I’m drifting off in my room, maybe a half hour later, visions of punching Mike Barbour’s chest so hard his heart stops dancing in my head, when the light comes on.

“Hey, big boy.” It’s Dad.

I squint into the light. “Is there a fire?”

He laughs. “No fire. I’ve been talking with your mom.”

“So you know about Barbour.”

“Guess we shouldn’t be surprised,” he says, “as much as he hangs out with Rich Marshall.”

“Yeah, they’ve got a real mentoring system going there.”

“Your mom says you were so mad you were getting ready to commit a crime.”

“I was just going to kick his ass.”

“Yeah, that’s what I meant.”

“I do not get what is such a big deal about a fight,” I tell him. “I mean, if someone were threatening Mom, you’d do whatever you had to do to stop him.”

“You’re right. And if you had been there when Rich was hurting that girl, I’d have expected you to do whatever you had to do to stop it.”

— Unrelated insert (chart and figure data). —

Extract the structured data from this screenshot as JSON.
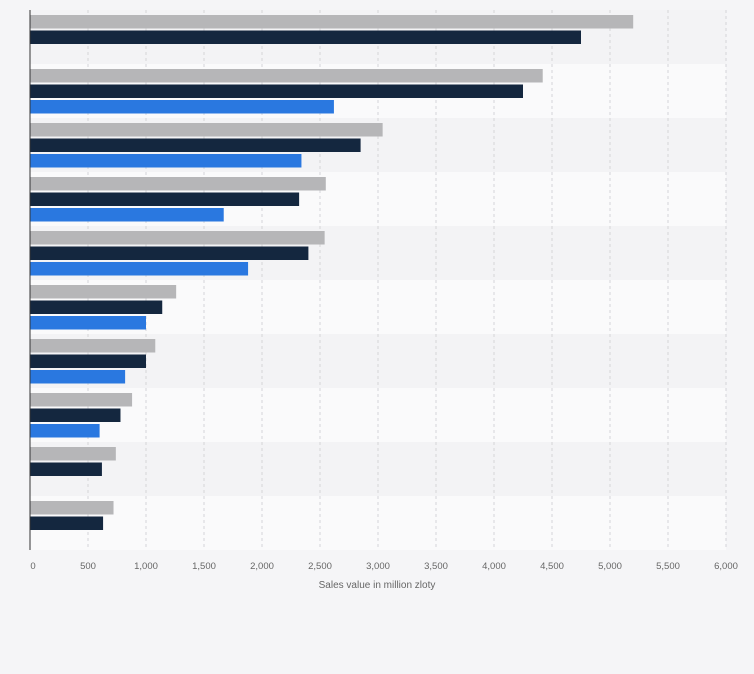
{
  "chart_data": {
    "type": "bar",
    "orientation": "horizontal",
    "xlabel": "Sales value in million zloty",
    "xlim": [
      0,
      6000
    ],
    "xticks": [
      0,
      500,
      1000,
      1500,
      2000,
      2500,
      3000,
      3500,
      4000,
      4500,
      5000,
      5500,
      6000
    ],
    "xtick_labels": [
      "0",
      "500",
      "1,000",
      "1,500",
      "2,000",
      "2,500",
      "3,000",
      "3,500",
      "4,000",
      "4,500",
      "5,000",
      "5,500",
      "6,000"
    ],
    "grid": true,
    "category_labels_visible": false,
    "series": [
      {
        "color": "#b6b6b8",
        "values": [
          5200,
          4420,
          3040,
          2550,
          2540,
          1260,
          1080,
          880,
          740,
          720
        ]
      },
      {
        "color": "#14273f",
        "values": [
          4750,
          4250,
          2850,
          2320,
          2400,
          1140,
          1000,
          780,
          620,
          630
        ]
      },
      {
        "color": "#2a78e0",
        "values": [
          null,
          2620,
          2340,
          1670,
          1880,
          1000,
          820,
          600,
          null,
          null
        ]
      }
    ]
  }
}
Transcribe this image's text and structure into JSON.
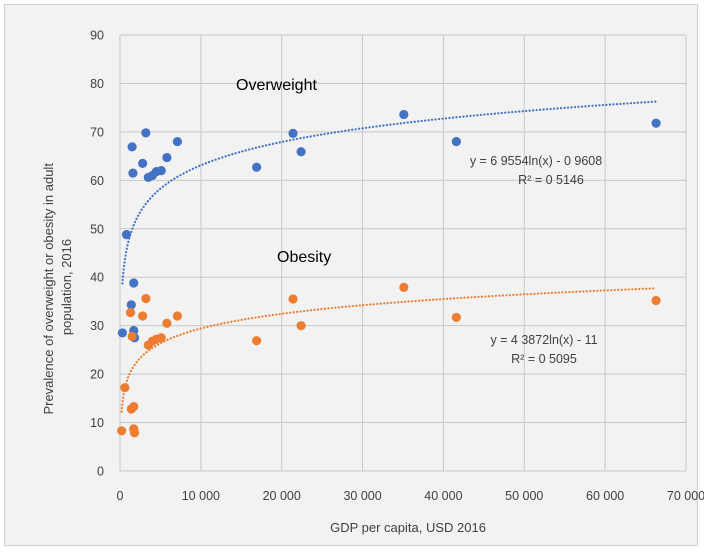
{
  "chart_data": {
    "type": "scatter",
    "xlabel": "GDP per capita, USD 2016",
    "ylabel_lines": [
      "Prevalence of overweight or obesity in adult",
      "population, 2016"
    ],
    "xlim": [
      0,
      70000
    ],
    "ylim": [
      0,
      90
    ],
    "x_ticks": [
      0,
      10000,
      20000,
      30000,
      40000,
      50000,
      60000,
      70000
    ],
    "x_tick_labels": [
      "0",
      "10 000",
      "20 000",
      "30 000",
      "40 000",
      "50 000",
      "60 000",
      "70 000"
    ],
    "y_ticks": [
      0,
      10,
      20,
      30,
      40,
      50,
      60,
      70,
      80,
      90
    ],
    "y_tick_labels": [
      "0",
      "10",
      "20",
      "30",
      "40",
      "50",
      "60",
      "70",
      "80",
      "90"
    ],
    "grid": true,
    "series": [
      {
        "name": "Overweight",
        "color": "#4472c4",
        "trend": {
          "type": "log",
          "a": 6.9554,
          "b": -0.9608,
          "equation": "y = 6 9554ln(x) - 0 9608",
          "r2": "R² = 0 5146"
        },
        "points": [
          [
            300,
            28.5
          ],
          [
            800,
            48.8
          ],
          [
            1400,
            34.3
          ],
          [
            1500,
            66.9
          ],
          [
            1600,
            61.5
          ],
          [
            1700,
            38.8
          ],
          [
            1700,
            29.0
          ],
          [
            1800,
            27.5
          ],
          [
            2800,
            63.5
          ],
          [
            3200,
            69.8
          ],
          [
            3500,
            60.6
          ],
          [
            4000,
            61.0
          ],
          [
            4500,
            61.8
          ],
          [
            5100,
            62.0
          ],
          [
            5800,
            64.7
          ],
          [
            7100,
            68.0
          ],
          [
            16900,
            62.7
          ],
          [
            21400,
            69.7
          ],
          [
            22400,
            65.9
          ],
          [
            35100,
            73.6
          ],
          [
            41600,
            68.0
          ],
          [
            66300,
            71.8
          ]
        ]
      },
      {
        "name": "Obesity",
        "color": "#ed7d31",
        "trend": {
          "type": "log",
          "a": 4.3872,
          "b": -11,
          "equation": "y = 4 3872ln(x) - 11",
          "r2": "R² = 0 5095"
        },
        "points": [
          [
            200,
            8.3
          ],
          [
            600,
            17.2
          ],
          [
            1300,
            32.7
          ],
          [
            1400,
            12.8
          ],
          [
            1500,
            27.8
          ],
          [
            1700,
            13.3
          ],
          [
            1700,
            8.7
          ],
          [
            1800,
            7.9
          ],
          [
            2800,
            32.0
          ],
          [
            3200,
            35.6
          ],
          [
            3500,
            26.0
          ],
          [
            4000,
            26.8
          ],
          [
            4500,
            27.2
          ],
          [
            5100,
            27.5
          ],
          [
            5800,
            30.5
          ],
          [
            7100,
            32.0
          ],
          [
            16900,
            26.9
          ],
          [
            21400,
            35.5
          ],
          [
            22400,
            30.0
          ],
          [
            35100,
            37.9
          ],
          [
            41600,
            31.7
          ],
          [
            66300,
            35.2
          ]
        ]
      }
    ]
  }
}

“Ah, so this is about timing.”

“This is about ‘what’s done is done.’ Look, the Mike Barbours and Rich Marshalls of the world have just as much right to exist as you do. They have just as much purpose. You think it’s your job to teach them a lesson, but they’re not going to learn any lesson you’re going to teach, so I have a feeling it’s the other way around. You kick Mike Barbour’s ass, and it just cranks him up to be more like he already is. He’ll immediately turn it racial and respond by hurting somebody else. He and Marshall both have that amazing capacity to believe that other people make us do things.”